#luniversosistadilatando

Pubblicato il 28 novembre 2016 da antonella landi

Con i colleghi e le colleghe ci troviamo nel parco all’intervallo.
Tre mesi sono passati dall’inizio della scuola. Si è spiegato, interrogato, somministrato verifiche scritte, corretto un macello di fogliame. Si sono fatte riunioni, Pei, consigli di classe, collegi dei docenti, open day. Si avvicina a gran falcate il giorno del ricevimento plenario delle famiglie. E il registro elettronico non dà tregua, regalandoci mole di generoso lavoro da completare a casa.
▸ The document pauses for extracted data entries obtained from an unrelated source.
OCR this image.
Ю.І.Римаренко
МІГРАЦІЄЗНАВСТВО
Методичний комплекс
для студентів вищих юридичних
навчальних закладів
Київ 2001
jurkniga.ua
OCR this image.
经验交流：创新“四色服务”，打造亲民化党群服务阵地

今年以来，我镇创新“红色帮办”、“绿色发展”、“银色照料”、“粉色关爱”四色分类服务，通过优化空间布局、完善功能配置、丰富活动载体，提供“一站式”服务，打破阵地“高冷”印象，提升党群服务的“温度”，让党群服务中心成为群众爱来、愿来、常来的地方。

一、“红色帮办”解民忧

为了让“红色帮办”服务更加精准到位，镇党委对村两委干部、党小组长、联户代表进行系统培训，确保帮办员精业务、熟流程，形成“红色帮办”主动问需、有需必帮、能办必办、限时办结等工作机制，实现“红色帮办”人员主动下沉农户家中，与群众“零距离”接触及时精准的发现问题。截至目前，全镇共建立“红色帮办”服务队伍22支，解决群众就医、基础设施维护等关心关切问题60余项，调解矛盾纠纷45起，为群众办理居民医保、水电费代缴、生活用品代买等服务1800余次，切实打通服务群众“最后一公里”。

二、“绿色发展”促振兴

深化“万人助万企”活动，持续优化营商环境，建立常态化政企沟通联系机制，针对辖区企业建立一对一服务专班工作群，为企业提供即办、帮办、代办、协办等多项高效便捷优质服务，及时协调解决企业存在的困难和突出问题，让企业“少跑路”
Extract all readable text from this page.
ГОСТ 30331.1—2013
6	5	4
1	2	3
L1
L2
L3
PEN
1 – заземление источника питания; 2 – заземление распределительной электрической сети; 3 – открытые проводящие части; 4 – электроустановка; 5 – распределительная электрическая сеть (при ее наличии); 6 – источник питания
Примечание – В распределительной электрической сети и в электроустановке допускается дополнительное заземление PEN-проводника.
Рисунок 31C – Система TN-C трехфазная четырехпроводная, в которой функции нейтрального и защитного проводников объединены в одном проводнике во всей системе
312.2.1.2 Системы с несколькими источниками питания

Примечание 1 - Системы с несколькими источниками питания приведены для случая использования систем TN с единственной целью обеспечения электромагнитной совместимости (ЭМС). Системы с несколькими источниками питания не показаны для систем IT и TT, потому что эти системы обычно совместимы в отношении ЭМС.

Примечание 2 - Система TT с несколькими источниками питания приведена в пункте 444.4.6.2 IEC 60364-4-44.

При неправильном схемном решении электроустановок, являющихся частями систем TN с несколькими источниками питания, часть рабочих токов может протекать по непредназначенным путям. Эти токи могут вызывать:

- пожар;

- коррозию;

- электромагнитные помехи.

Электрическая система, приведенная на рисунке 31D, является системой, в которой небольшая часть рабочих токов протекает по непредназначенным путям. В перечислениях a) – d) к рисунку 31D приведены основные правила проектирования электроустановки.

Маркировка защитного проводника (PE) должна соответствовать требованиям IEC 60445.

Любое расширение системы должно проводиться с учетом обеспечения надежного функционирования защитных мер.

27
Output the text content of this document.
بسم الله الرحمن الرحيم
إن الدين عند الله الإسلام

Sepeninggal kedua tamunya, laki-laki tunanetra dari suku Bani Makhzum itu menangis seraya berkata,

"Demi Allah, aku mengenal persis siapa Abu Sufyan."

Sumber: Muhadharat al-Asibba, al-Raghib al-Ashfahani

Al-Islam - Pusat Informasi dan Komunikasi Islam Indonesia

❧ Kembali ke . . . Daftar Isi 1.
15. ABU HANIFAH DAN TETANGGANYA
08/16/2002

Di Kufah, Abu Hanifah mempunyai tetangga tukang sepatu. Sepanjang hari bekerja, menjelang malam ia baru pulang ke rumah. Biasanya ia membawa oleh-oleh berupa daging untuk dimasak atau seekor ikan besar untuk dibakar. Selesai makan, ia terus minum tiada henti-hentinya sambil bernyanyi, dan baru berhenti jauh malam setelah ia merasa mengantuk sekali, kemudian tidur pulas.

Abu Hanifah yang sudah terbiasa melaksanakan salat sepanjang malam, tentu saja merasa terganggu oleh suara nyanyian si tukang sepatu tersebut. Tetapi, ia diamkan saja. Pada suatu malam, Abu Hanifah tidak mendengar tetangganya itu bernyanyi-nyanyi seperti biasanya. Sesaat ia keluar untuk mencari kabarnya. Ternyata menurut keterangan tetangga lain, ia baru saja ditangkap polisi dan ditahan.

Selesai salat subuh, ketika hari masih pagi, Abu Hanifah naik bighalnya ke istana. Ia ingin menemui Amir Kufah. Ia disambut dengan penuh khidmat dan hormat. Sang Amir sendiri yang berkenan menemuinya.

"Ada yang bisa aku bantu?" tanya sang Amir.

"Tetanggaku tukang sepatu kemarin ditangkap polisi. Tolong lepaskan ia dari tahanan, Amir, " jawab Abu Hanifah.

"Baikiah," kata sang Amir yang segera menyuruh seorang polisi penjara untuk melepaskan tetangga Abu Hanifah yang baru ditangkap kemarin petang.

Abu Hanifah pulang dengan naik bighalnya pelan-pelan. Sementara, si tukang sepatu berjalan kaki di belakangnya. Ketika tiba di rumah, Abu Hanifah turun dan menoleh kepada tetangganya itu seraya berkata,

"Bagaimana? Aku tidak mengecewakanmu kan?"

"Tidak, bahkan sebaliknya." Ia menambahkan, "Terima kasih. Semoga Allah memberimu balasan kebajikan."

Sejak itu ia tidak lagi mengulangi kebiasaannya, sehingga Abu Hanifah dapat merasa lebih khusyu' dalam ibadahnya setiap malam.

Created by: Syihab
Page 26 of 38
“Ma voi non siete stanchi?”
“Io stanco morto.”
“Io distrutta.”
“Io a pezzi.”
“E non vi viene mai da chiedervi: ma chi me lo fa fare?”
“A me almeno una volta a settimana.”
“A me un giorno sì e un giorno no.”
“A me tutti i giorni. Ma del resto che vuoi farci, questo è.”
“Non è vero. Qualcosa da fare c’è.”
“E cosa?”
“Avete presente Io e Annie di Woody Allen?”
“Come no.”
“E ve lo ricordate l’inizio, quando Alvy Singer è ancora un bambino coi capelli rossi, e la mamma lo porta dallo psicologo perché è depresso e non vuole più studiare, e lo psicologo cerca di parlarci e gli chiede: perché sei depresso Alvin? E Alvin dice: l’universo si sta dilatando. E il dottore un po’ basito esclama: l’universo si sta dilatando?! E Alvin ripete: l’universo è tutto e si sta dilatando, questo significa che un bel giorno scoppierà e allora quel giorno sarà la fine di tutto. Al che la mamma s’intromette un po’ isterica e grida: ma sono affari tuoi questi?! E spiega al dottore: ha smesso anche di fare i compiti! Ma Alvin, serafico, ribatte: a che scopo farli? E la madre, sempre più schizzata, squittisce: ma che cosa c’entra l’universo con i compiti! Tu sei qui a Brooklyn e Brooklyn non si sta dilatando! Quando ecco di nuovo il dottore, dolce e carezzevole, parlare ancora con il piccolo: l’universo non si dilaterà per miliardi e miliardi di anni e noi da qui ad allora dobbiamo cercare di godercela!”

Ora, la mia teoria è la questa.
Hanno ragione sia Alvin che il dottore: l’universo si sta dilatando, per cui noi dobbiamo solo cercare di godercela.
Da quando l’ho elaborata e diffusa, ogni impegno incombente viene prima ridimensionato quindi annientato dal mantrico hashtag.